Precisamente una delegación viajaba ayer a la ciudad de Blois para rubricar oficialmente hoy el hermanamiento en un acto institucional, con el fin de que propiciar una colaboración en materia de la cultura, educación y el turismo. "No está justificado el terrorismo, no está justificado el dolor", manifestó Nevado.

Las organizaciones sindicales CCOO y UGT de Extremadura se unieron igualmente a la condena unánime a este atentado, e instaron a secundar un minuto de silencio en los centros de trabajo en señal de rechazo al trágico suceso. Ambos sindicatos mostraron su consternación, quisieron enviar su solidaridad y apoyo al pueblo francés, y manifestaron su convicción absoluta "en la defensa de nuestros valores democráticos y de paz".

ACCION ASESINA También se referió a lo ocurrido la Unión de Comunidades Islámicas de Extremadura, que en la redes sociales condenó "enérgicamente" el atentado y manifestó su solidaridad con el pueblo francés ante esta "acción asesina". Su portavoz, Adel Najjar, que también es imán de la mezquita de Badajoz, subrayó cómo la comunidad islámica "siente el dolor de los franceses como suyo".

"Emocionados y hermanados todos, sean cuales sean nuestras convicciones religiosas o humanistas", añadió. Y mostró sus "más sentidas condolencias y solidaridad" por las víctimas, "absolutamente inocentes y ajenas al odio criminal violento del autor de los hechos".

LAS DIPUTACIONES Las instituciones provinciales participaron, igualmente, de las muestras de condena. Desde la institución provincial pacense quieron dar el pésame a todo el pueblo francés, a quien desearon que "encuentre consuelo en estos difíciles momentos". Igualmente, expresaron "su repulsa por el cobarde y terrible ataque". Las banderas ondearon a media asta y hubo un minuto de silencio en los distintos centros de trabajo de la institución.

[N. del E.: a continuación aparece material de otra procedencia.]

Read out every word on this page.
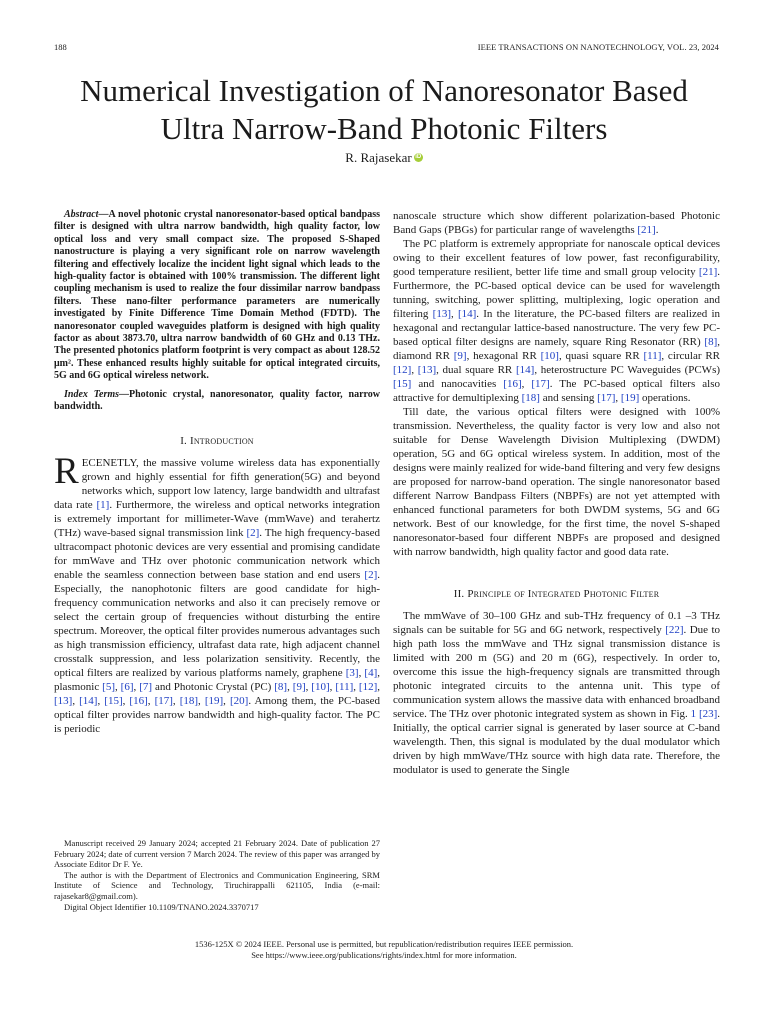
188	IEEE TRANSACTIONS ON NANOTECHNOLOGY, VOL. 23, 2024
Numerical Investigation of Nanoresonator Based
Ultra Narrow-Band Photonic Filters
R. Rajasekar iD

Abstract—A novel photonic crystal nanoresonator-based optical bandpass filter is designed with ultra narrow bandwidth, high quality factor, low optical loss and very small compact size. The proposed S-Shaped nanostructure is playing a very significant role on narrow wavelength filtering and effectively localize the incident light signal which leads to the high-quality factor is obtained with 100% transmission. The different light coupling mechanism is used to realize the four dissimilar narrow bandpass filters. These nano-filter performance parameters are numerically investigated by Finite Difference Time Domain Method (FDTD). The nanoresonator coupled waveguides platform is designed with high quality factor as about 3873.70, ultra narrow bandwidth of 60 GHz and 0.13 THz. The presented photonics platform footprint is very compact as about 128.52 μm². These enhanced results highly suitable for optical integrated circuits, 5G and 6G optical wireless network.

Index Terms—Photonic crystal, nanoresonator, quality factor, narrow bandwidth.

I. Introduction

RECENETLY, the massive volume wireless data has exponentially grown and highly essential for fifth generation(5G) and beyond networks which, support low latency, large bandwidth and ultrafast data rate [1]. Furthermore, the wireless and optical networks integration is extremely important for millimeter-Wave (mmWave) and terahertz (THz) wave-based signal transmission link [2]. The high frequency-based ultracompact photonic devices are very essential and promising candidate for mmWave and THz over photonic communication network which enable the seamless connection between base station and end users [2]. Especially, the nanophotonic filters are good candidate for high-frequency communication networks and also it can precisely remove or select the certain group of frequencies without disturbing the entire spectrum. Moreover, the optical filter provides numerous advantages such as high transmission efficiency, ultrafast data rate, high adjacent channel crosstalk suppression, and less polarization sensitivity. Recently, the optical filters are realized by various platforms namely, graphene [3], [4], plasmonic [5], [6], [7] and Photonic Crystal (PC) [8], [9], [10], [11], [12], [13], [14], [15], [16], [17], [18], [19], [20]. Among them, the PC-based optical filter provides narrow bandwidth and high-quality factor. The PC is periodic

nanoscale structure which show different polarization-based Photonic Band Gaps (PBGs) for particular range of wavelengths [21].

The PC platform is extremely appropriate for nanoscale optical devices owing to their excellent features of low power, fast reconfigurability, good temperature resilient, better life time and small group velocity [21]. Furthermore, the PC-based optical device can be used for wavelength tunning, switching, power splitting, multiplexing, logic operation and filtering [13], [14]. In the literature, the PC-based filters are realized in hexagonal and rectangular lattice-based nanostructure. The very few PC-based optical filter designs are namely, square Ring Resonator (RR) [8], diamond RR [9], hexagonal RR [10], quasi square RR [11], circular RR [12], [13], dual square RR [14], heterostructure PC Waveguides (PCWs) [15] and nanocavities [16], [17]. The PC-based optical filters also attractive for demultiplexing [18] and sensing [17], [19] operations.

Till date, the various optical filters were designed with 100% transmission. Nevertheless, the quality factor is very low and also not suitable for Dense Wavelength Division Multiplexing (DWDM) operation, 5G and 6G optical wireless system. In addition, most of the designs were mainly realized for wide-band filtering and very few designs are proposed for narrow-band operation. The single nanoresonator based different Narrow Bandpass Filters (NBPFs) are not yet attempted with enhanced functional parameters for both DWDM systems, 5G and 6G network. Best of our knowledge, for the first time, the novel S-shaped nanoresonator-based four different NBPFs are proposed and designed with narrow bandwidth, high quality factor and good data rate.

II. Principle of Integrated Photonic Filter

The mmWave of 30–100 GHz and sub-THz frequency of 0.1 –3 THz signals can be suitable for 5G and 6G network, respectively [22]. Due to high path loss the mmWave and THz signal transmission distance is limited with 200 m (5G) and 20 m (6G), respectively. In order to, overcome this issue the high-frequency signals are transmitted through photonic integrated circuits to the antenna unit. This type of communication system allows the massive data with enhanced broadband service. The THz over photonic integrated system as shown in Fig. 1 [23]. Initially, the optical carrier signal is generated by laser source at C-band wavelength. Then, this signal is modulated by the dual modulator which driven by high mmWave/THz source with high data rate. Therefore, the modulator is used to generate the Single

Manuscript received 29 January 2024; accepted 21 February 2024. Date of publication 27 February 2024; date of current version 7 March 2024. The review of this paper was arranged by Associate Editor Dr F. Ye.

The author is with the Department of Electronics and Communication Engineering, SRM Institute of Science and Technology, Tiruchirappalli 621105, India (e-mail: rajasekar8@gmail.com).

Digital Object Identifier 10.1109/TNANO.2024.3370717

1536-125X © 2024 IEEE. Personal use is permitted, but republication/redistribution requires IEEE permission.
See https://www.ieee.org/publications/rights/index.html for more information.
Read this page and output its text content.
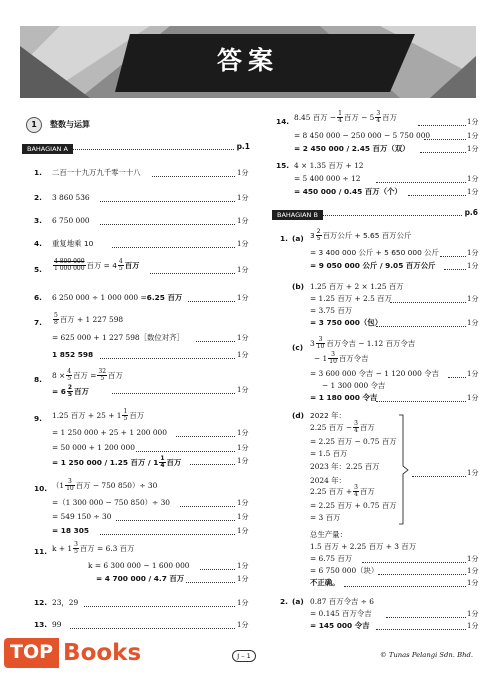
答案
1	整数与运算
BAHAGIAN A	p.1
1. 二百一十九万九千零一十八	1分
2. 3 860 536	1分
3. 6 750 000	1分
4. 重复地乘 10	1分
5. $\frac{4 800 000}{1 000 000}$ 百万 = $4 \frac{4}{5}$ 百万	1分
6. 6 250 000 ÷ 1 000 000 = 6.25 百万	1分
7. $\frac{5}{8}$ 百万 + 1 227 598
= 625 000 + 1 227 598［数位对齐］	1分
1 852 598	1分
8. $8 \times \frac{4}{5}$ 百万 = $\frac{32}{5}$ 百万
= $6 \frac{2}{5}$ 百万	1分
9. 1.25 百万 + $25 + 1 \frac{1}{5}$ 百万
= 1 250 000 + 25 + 1 200 000	1分
= 50 000 + 1 200 000	1分
= 1 250 000 / 1.25 百万 / $1 \frac{1}{4}$ 百万	1分
10. （$1 \frac{3}{10}$ 百万 − 750 850）÷ 30
=（1 300 000 − 750 850）÷ 30	1分
= 549 150 ÷ 30	1分
= 18 305	1分
11. $k + 1 \frac{3}{5}$ 百万 = 6.3 百万
k = 6 300 000 − 1 600 000	1分
= 4 700 000 / 4.7 百万	1分
12. 23，29	1分
13. 99	1分
14. 8.45 百万 − $\frac{1}{4}$ 百万 − $5 \frac{3}{4}$ 百万	1分
= 8 450 000 − 250 000 − 5 750 000	1分
= 2 450 000 / 2.45 百万（双）	1分
15. 4 × 1.35 百万 + 12
= 5 400 000 ÷ 12	1分
= 450 000 / 0.45 百万（个）	1分
BAHAGIAN B	p.6
1. (a) $3 \frac{2}{5}$ 百万公斤 + 5.65 百万公斤
= 3 400 000 公斤 + 5 650 000 公斤	1分
= 9 050 000 公斤 / 9.05 百万公斤	1分
(b) 1.25 百万 + 2 × 1.25 百万
= 1.25 百万 + 2.5 百万	1分
= 3.75 百万
= 3 750 000（包）	1分
(c) $3 \frac{3}{10}$ 百万令吉 − 1.12 百万令吉
− $1 \frac{3}{10}$ 百万令吉
= 3 600 000 令吉 − 1 120 000 令吉	1分
− 1 300 000 令吉
= 1 180 000 令吉	1分
(d) 2022 年：
2.25 百万 − $\frac{3}{4}$ 百万
= 2.25 百万 − 0.75 百万
= 1.5 百万
2023 年：2.25 百万
2024 年：
2.25 百万 + $\frac{3}{4}$ 百万
= 2.25 百万 + 0.75 百万
= 3 百万
1分
总生产量：
1.5 百万 + 2.25 百万 + 3 百万
= 6.75 百万	1分
= 6 750 000（块）	1分
不正确。	1分
2. (a) 0.87 百万令吉 ÷ 6
= 0.145 百万令吉	1分
= 145 000 令吉	1分
J – 1	© Tunas Pelangi Sdn. Bhd.
TOP Books
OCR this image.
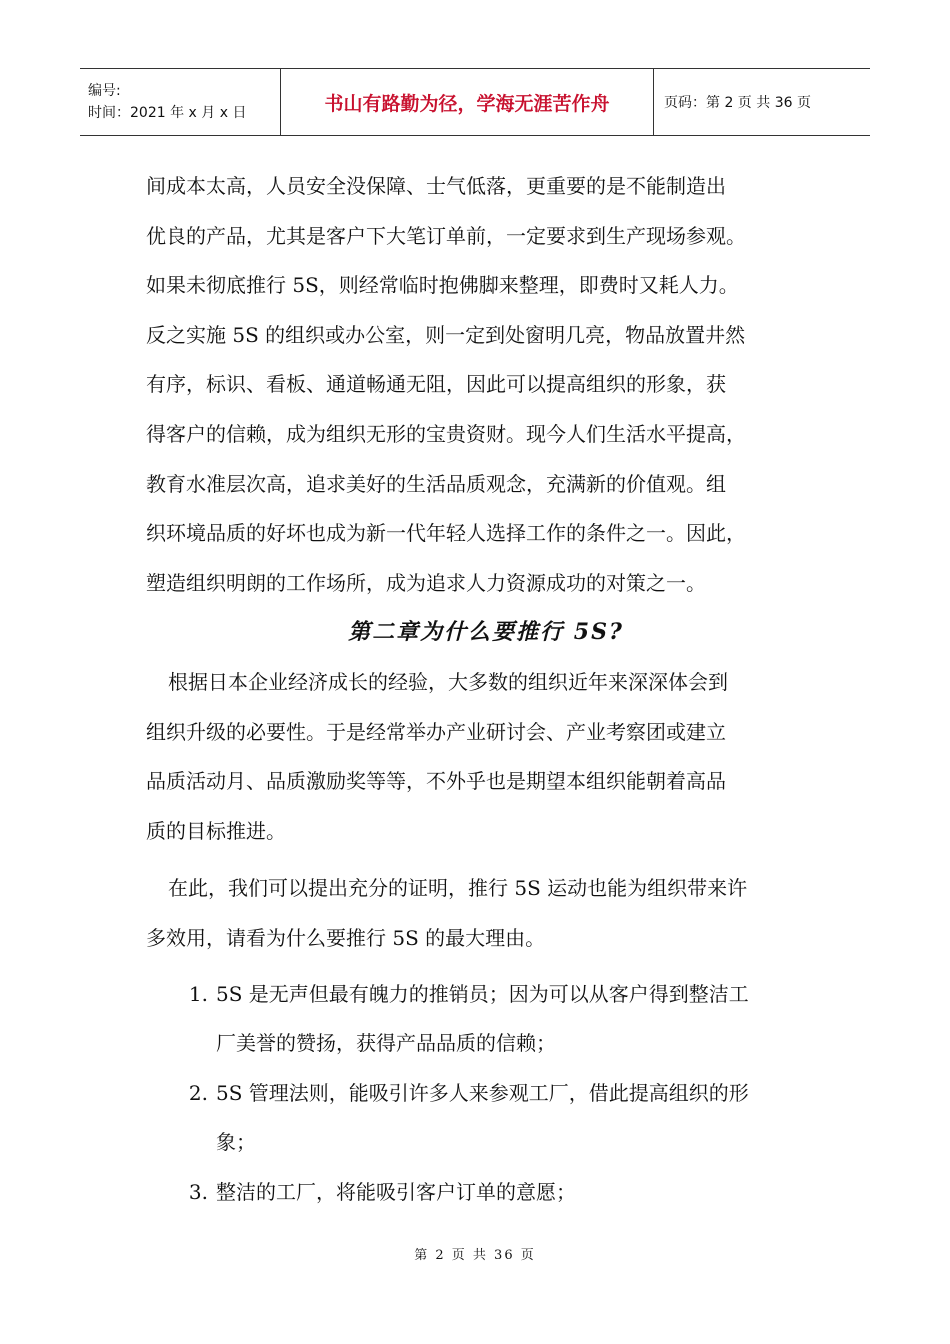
编号:
时间：2021 年 x 月 x 日	书山有路勤为径，学海无涯苦作舟	页码：第 2 页 共 36 页

间成本太高，人员安全没保障、士气低落，更重要的是不能制造出

优良的产品，尤其是客户下大笔订单前，一定要求到生产现场参观。

如果未彻底推行 5S，则经常临时抱佛脚来整理，即费时又耗人力。

反之实施 5S 的组织或办公室，则一定到处窗明几亮，物品放置井然

有序，标识、看板、通道畅通无阻，因此可以提高组织的形象，获

得客户的信赖，成为组织无形的宝贵资财。现今人们生活水平提高，

教育水准层次高，追求美好的生活品质观念，充满新的价值观。组

织环境品质的好坏也成为新一代年轻人选择工作的条件之一。因此，

塑造组织明朗的工作场所，成为追求人力资源成功的对策之一。

第二章为什么要推行 5S?

根据日本企业经济成长的经验，大多数的组织近年来深深体会到

组织升级的必要性。于是经常举办产业研讨会、产业考察团或建立

品质活动月、品质激励奖等等，不外乎也是期望本组织能朝着高品

质的目标推进。

在此，我们可以提出充分的证明，推行 5S 运动也能为组织带来许

多效用，请看为什么要推行 5S 的最大理由。

1. 5S 是无声但最有魄力的推销员；因为可以从客户得到整洁工
厂美誉的赞扬，获得产品品质的信赖；
2. 5S 管理法则，能吸引许多人来参观工厂，借此提高组织的形
象；
3. 整洁的工厂，将能吸引客户订单的意愿；
第 2 页 共 36 页
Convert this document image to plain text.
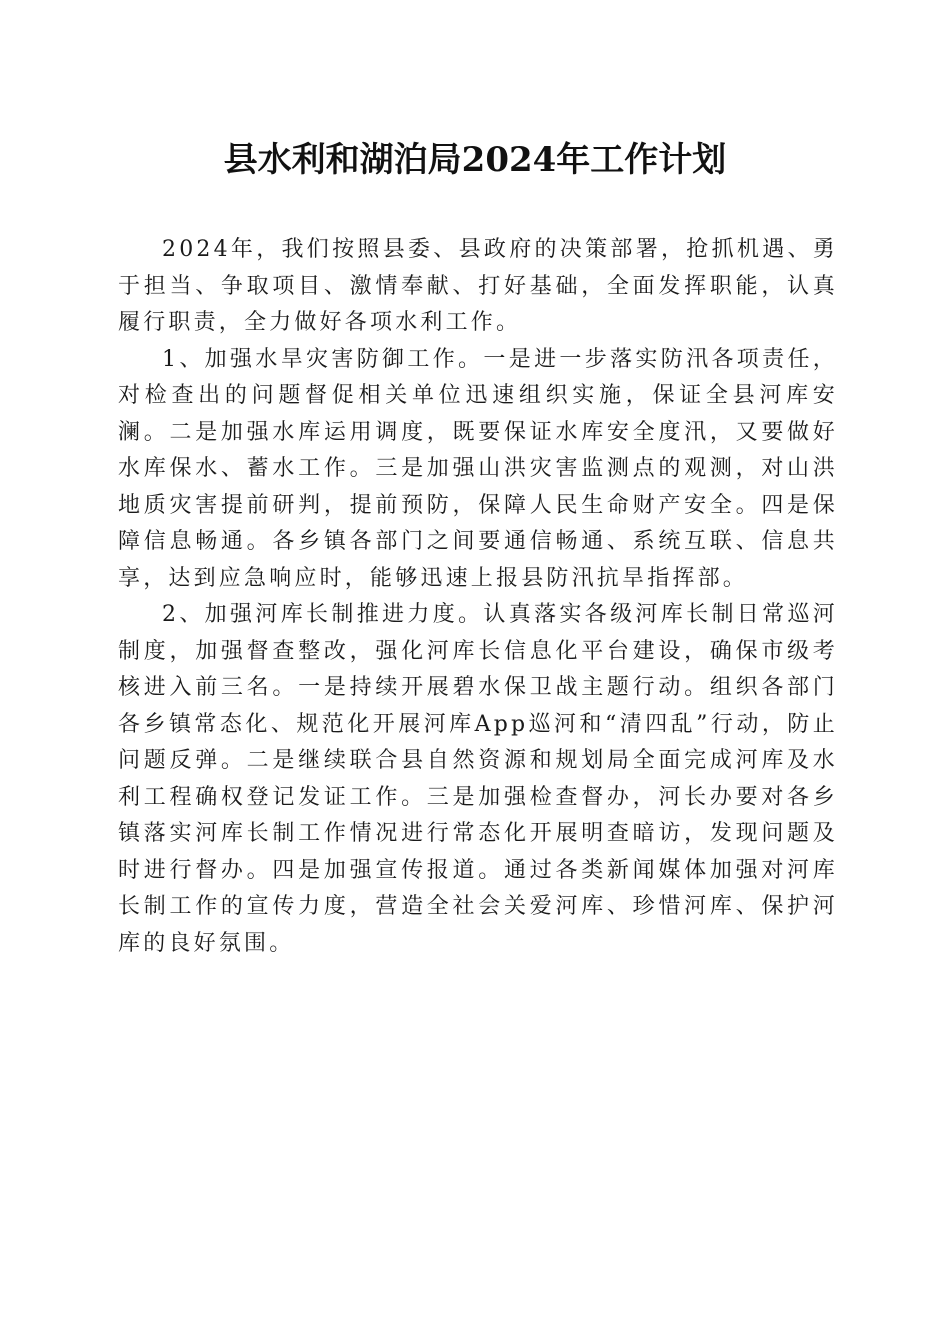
县水利和湖泊局2024年工作计划

2024年，我们按照县委、县政府的决策部署，抢抓机遇、勇于担当、争取项目、激情奉献、打好基础，全面发挥职能，认真履行职责，全力做好各项水利工作。

1、加强水旱灾害防御工作。一是进一步落实防汛各项责任，对检查出的问题督促相关单位迅速组织实施，保证全县河库安澜。二是加强水库运用调度，既要保证水库安全度汛，又要做好水库保水、蓄水工作。三是加强山洪灾害监测点的观测，对山洪地质灾害提前研判，提前预防，保障人民生命财产安全。四是保障信息畅通。各乡镇各部门之间要通信畅通、系统互联、信息共享，达到应急响应时，能够迅速上报县防汛抗旱指挥部。

2、加强河库长制推进力度。认真落实各级河库长制日常巡河制度，加强督查整改，强化河库长信息化平台建设，确保市级考核进入前三名。一是持续开展碧水保卫战主题行动。组织各部门各乡镇常态化、规范化开展河库App巡河和“清四乱”行动，防止问题反弹。二是继续联合县自然资源和规划局全面完成河库及水利工程确权登记发证工作。三是加强检查督办，河长办要对各乡镇落实河库长制工作情况进行常态化开展明查暗访，发现问题及时进行督办。四是加强宣传报道。通过各类新闻媒体加强对河库长制工作的宣传力度，营造全社会关爱河库、珍惜河库、保护河库的良好氛围。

Por su parte, la presidenta de la Diputación de Cáceres, Rosario Cordero, condenó de forma "rotunda y absoluta" los atentados y pidió "unidad de todos los países para combatir el terrorismo", además de solicitar "todos los esfuerzos que se puedan hacer desde Europa y España para acabar con esta lacra".

Cordero mostró su "frustración y tristeza" ante lo ocurrido en la ciudad francesa.

Extremadura, en conjunto, quiso mandar un mensaje de condena absoluta ante semejante barbarie.